The Amityville Record 

Amityville, Long Island, Suffolk County, New York,  

26 January 1961 Thursday 


CHARLES M. JERVIS


     Charles Miller Jervis, who was born in Copiague but had traveled in all parts of the world, died in his sleep on Monday morning, January 23, at his home at 970 Great Neck Road, the house where he was born.


     Mr. Jervis was born on October 14, 1885, a son of Joshua P. and Mary Jane Miller Jervis. He was graduated from Clarkson Institute of Technology, Potsdam, New York, class of 1910, as a civil engineer, following in the footsteps of his father who had laid out many important streets and sections on Long Island.


     After college Mr. Jervis went first to the Philippines where he worked with the Bureau of Land. He traveled in all parts of the world in his work before settling in Marcane, Cuba, where he spent 25 years, first as a surveyor then as manager of a large sugar mill. He stayed until 20 years ago when his health broke and he returned to his birthplace.
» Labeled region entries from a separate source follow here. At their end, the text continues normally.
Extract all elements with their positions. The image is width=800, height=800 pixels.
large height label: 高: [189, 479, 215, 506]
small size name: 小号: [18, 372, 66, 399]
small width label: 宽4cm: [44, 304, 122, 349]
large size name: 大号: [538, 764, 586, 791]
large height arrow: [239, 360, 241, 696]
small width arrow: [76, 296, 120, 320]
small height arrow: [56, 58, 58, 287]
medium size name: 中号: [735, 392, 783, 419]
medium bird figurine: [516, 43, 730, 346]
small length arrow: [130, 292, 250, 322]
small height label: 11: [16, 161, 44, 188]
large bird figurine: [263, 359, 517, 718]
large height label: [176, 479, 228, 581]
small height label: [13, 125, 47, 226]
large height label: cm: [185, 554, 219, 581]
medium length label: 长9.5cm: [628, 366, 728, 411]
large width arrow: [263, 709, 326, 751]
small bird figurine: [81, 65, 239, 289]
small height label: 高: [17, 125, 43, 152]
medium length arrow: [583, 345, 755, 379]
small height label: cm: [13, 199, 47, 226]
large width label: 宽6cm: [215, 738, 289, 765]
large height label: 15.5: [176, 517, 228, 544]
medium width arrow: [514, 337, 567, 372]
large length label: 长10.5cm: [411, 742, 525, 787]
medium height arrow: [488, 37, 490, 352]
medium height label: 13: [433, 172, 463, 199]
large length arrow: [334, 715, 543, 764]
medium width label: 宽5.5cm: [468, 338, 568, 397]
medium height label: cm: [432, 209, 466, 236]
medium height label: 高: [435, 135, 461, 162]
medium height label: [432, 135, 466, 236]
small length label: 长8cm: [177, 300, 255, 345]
     Mr. Jervis married Carolie Meigs, of Palatka, Florida, on August 26, 1922. She survives him, as do their two sons, Joel R. Jervis, of Los Altos, California, and Charles M. Jervis jr., of Copiague. Mr. Jervis is survived also by a sister, Mrs. Grace P. (William W.) Smith of Union Avenue, Amityville, and three grandchildren, Chandel, Russ, and Denise.


     Private services will be held today in the Powell Funeral Home, Broadway, Amityville. The Rev. George Leadbetter, of the United Christian Church, Copiague will officiate. Interment will be in the Amityville Cemetery.